Tanto per cominciare Rolando mostra un video girato con l'Iphone per smentire che durante il blitz qualcuno inneggiasse al Duce: «Non è così perché ci siamo differenziati dall'estrema destra che definiamo terminale. Abbiamo rivoluzionato il nostro immaginario e non usiamo croci celtiche ma simboli nuovi come il fulmine cerchiato del Blocco Studentesco che rappresenta l'energia nella comunità».

Alle sue spalle i manifesti incorniciati illustrano un album di famiglia piuttosto classico da Giano Accame al fondatore di Ordine Nuovo, dai ragazzi di Salò a Benito Mussolini a Julius Evola. Ma ci sono anche icone care ai compagni rossi come il mito beat Kerouac, il pellerossa Geronimo, il forum altermondista di Porto Alegre con una didascalia che spiega come la destra sia «più no global della sinistra».

Tesi, antitesi e poi la sintesi nell'antioccidentalismo occidentale che lampeggia dalla locandina dell'incontro sull'11 settembre 2001: «Lo spettacolo del terrore», un dibattito coordinato dallo scrittore Gabriele Adinolfi (ex Terza Posizione e sostenitore della tesi secondo cui con l'attentato alle Torri Gemelle «i vertici del sistema-mondo, simulando un attacco a se stessi, davano il via a un'offensiva golpistica mondiale»).

Rolando Mancini rifiuta le vecchie categorie destra-sinistra e a quello ideologico preferisce un immaginario pop generazionale popolato di cartoon, Capitan Harlock e Corto Maltese: «Non siamo fascisti usciti dalle fogne, ascoltiamo rock e su molte battaglie siamo dalla stessa parte di quelli di sinistra, ma loro seguono ancora sindacalisti vetero e credono nella lotta di classe mentre noi vogliamo uno stato nazione che sia padre».

Certo, la spiegazione della scelta del Giulio Cesare come target, suona un po' marxista: «E' un liceo fiore all'occhiello della medio alta borghesia romana e i nostri ragazzi, che magari vengono da zone periferiche, volevano spiegare ai coetanei benestanti perchè sono più arrabbiati di loro per il futuro senza posto fisso e senza pensione». Poi però, qui a CasaPound, nessuno rivendica la violenza.

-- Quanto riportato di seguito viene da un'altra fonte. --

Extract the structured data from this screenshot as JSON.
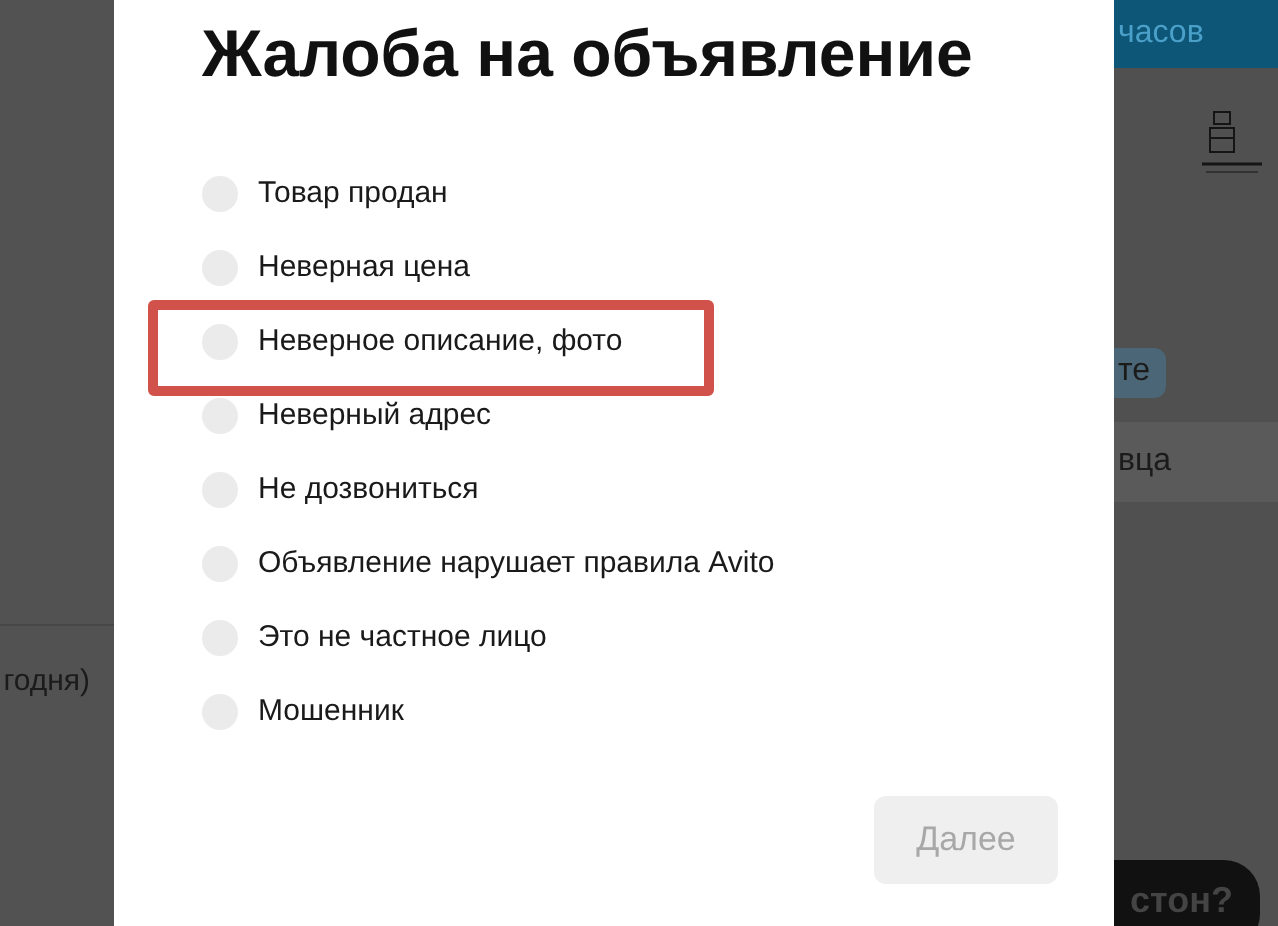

La parola d'ordine è partecipazione (magari «futurista»). Il vicepresidente nazionale Simone de Stefano ne è convinto: «Parteciperemo con i nostri candidati alle elezioni. E parteciperemo anche alle primarie del Pd, abbiamo detto ai nostri 5mila iscritti di votare Bersani. Renzi è un bravo ragazzo, per combattere il Pd voteremo il peggio, ci piace il partito trinariciuto e amico dei poteri forti».